>> Monday, 6 June 2011
One evening a couple of weeks back, a Russian friend stood in our dining room and looked through the window at Boys #1 and #2 on the terrace outside.
“I like to think of myself as pretty broad-minded” she said. “But I’m really uncomfortable with what I’m seeing right now.”
I knew exactly what she was going to say next. And it wasn’t that my children are badly in need of haircut (which they are), or that they were still up and out of bed at 8pm on a school night. Still, I didn’t want to embarrass her by assuming she fit a lazy cultural stereotype, so I asked what it was that was upsetting her so much.
“They’re in short-sleeved, short-trousered pyjamas! They have no dressing gowns, no socks, and no slippers! Aren’t you worried they will catch cold?”
And there we have it. One of the biggest differences between Western European and Russian styles of parenting; how many layers of clothes the children should wear. I would go so far as to say, in fact, that this is less of a cultural difference and more of a cultural divide, and in my humble opinion, the babushka’s have a great deal to do with this...
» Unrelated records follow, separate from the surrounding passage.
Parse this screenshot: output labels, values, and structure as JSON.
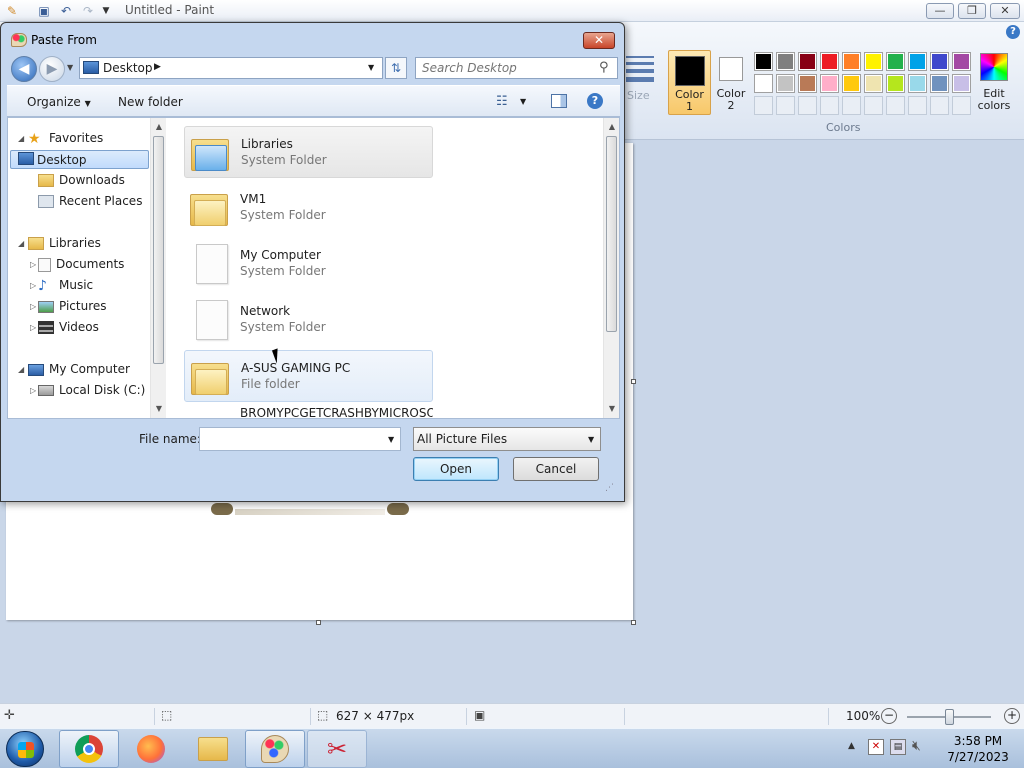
{
  "paint": {
    "title": "Untitled - Paint",
    "ribbon": {
      "size_label": "Size",
      "color1_label": "Color\n1",
      "color1_value": "#000000",
      "color2_label": "Color\n2",
      "color2_value": "#ffffff",
      "colors_group_label": "Colors",
      "edit_colors_label": "Edit\ncolors",
      "palette_row1": [
        "#000000",
        "#7f7f7f",
        "#880015",
        "#ed1c24",
        "#ff7f27",
        "#fff200",
        "#22b14c",
        "#00a2e8",
        "#3f48cc",
        "#a349a4"
      ],
      "palette_row2": [
        "#ffffff",
        "#c3c3c3",
        "#b97a57",
        "#ffaec9",
        "#ffc90e",
        "#efe4b0",
        "#b5e61d",
        "#99d9ea",
        "#7092be",
        "#c8bfe7"
      ]
    },
    "status": {
      "image_size": "627 × 477px",
      "zoom": "100%"
    }
  },
  "dialog": {
    "title": "Paste From",
    "close_label": "✕",
    "address": "Desktop",
    "search_placeholder": "Search Desktop",
    "toolbar": {
      "organize_label": "Organize",
      "new_folder_label": "New folder"
    },
    "nav": {
      "favorites": "Favorites",
      "desktop": "Desktop",
      "downloads": "Downloads",
      "recent_places": "Recent Places",
      "libraries": "Libraries",
      "documents": "Documents",
      "music": "Music",
      "pictures": "Pictures",
      "videos": "Videos",
      "my_computer": "My Computer",
      "local_disk": "Local Disk (C:)"
    },
    "items": [
      {
        "name": "Libraries",
        "type": "System Folder"
      },
      {
        "name": "VM1",
        "type": "System Folder"
      },
      {
        "name": "My Computer",
        "type": "System Folder"
      },
      {
        "name": "Network",
        "type": "System Folder"
      },
      {
        "name": "A-SUS GAMING PC",
        "type": "File folder"
      },
      {
        "name": "BROMYPCGETCRASHBYMICROSO",
        "type": ""
      }
    ],
    "file_name_label": "File name:",
    "file_name_value": "",
    "file_type_value": "All Picture Files",
    "open_label": "Open",
    "cancel_label": "Cancel"
  },
  "taskbar": {
    "time": "3:58 PM",
    "date": "7/27/2023"
  }
}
Nowhere is this divide more obvious than in the classroom. My sons go to a school with a mix of Russian and international students, and the amount of clothes a child wears can be directly attributed to their parents’ nationalities. Those with one or more Russian parents (or – more crucially – Russian grandparents) are still wearing their snowsuits to school mid-May, whilst the rest of us throw caution to the winds and put the kids’ padded jackets in mothballs substantially earlier (although it has to be said, that this year that moment was somewhat later than it had been in previous springs).
Non-Russian teachers of my acquaintance at the school find themselves in the tricky position of needing to speak to their melting students’ carers and request that they be sent to school without their snowsuits and hats at a stage when the rest of the kids in class are already bounding in (often, it has to be admitted, shivering in the chill of the early Spring mornings) in shorts and light-weight jackets.
I get the reason for this caution on the part of Russian parents, I really do. A cold or flu could easily lead to something more threatening, and without the healthcare safety net that many of us from different countries take for granted, this is a possibility any loving parent concerned for their child’s well-being would do almost anything to avoid.
However, times have changed. Access to healthcare has moved on, as has the advice given to parents (in the West, at any rate). Certainly, in the low temperatures of a Russian winter we all – no matter where our country of origin – wrap up our children in layer upon layer and woe-betide the child who steps outside without a hat. But it doesn’t seem so necessary once the temperatures rise (certainly not to the +15 degrees C that it was on the evening that my friend made her pronouncement), and if they live in a warm, clean, secure home, are well fed, and have plenty of excercise.
But getting back to my friend. How to deal with her concerns without causing offence? “I know this is a key issue for many Russians” I said. “But the thing is, the kids are used to this; you can see for yourself, they’re not cold and they’re perfectly happy. And they are never sick.” She looked at me disbelievingly. “Seriously. In the 18 months that we’ve lived here we haven’t – touch wood – had to make a single visit to the doctor.”
Still, she looked doubtful. And then I hit on the one fact that I knew she couldn't dispute, her not having spent much time in the UK recently. Sure, it conformed to yet another lazy cultural stereotype, and isn't really true these days, but it would get us out of this slightly tricky situation without either person offending the other... She might even accept it as good reason for my seeming carelessness with my children’s health.
“And don’t forget, we are British, after all. 15degrees Celscius? For us, this is summer!”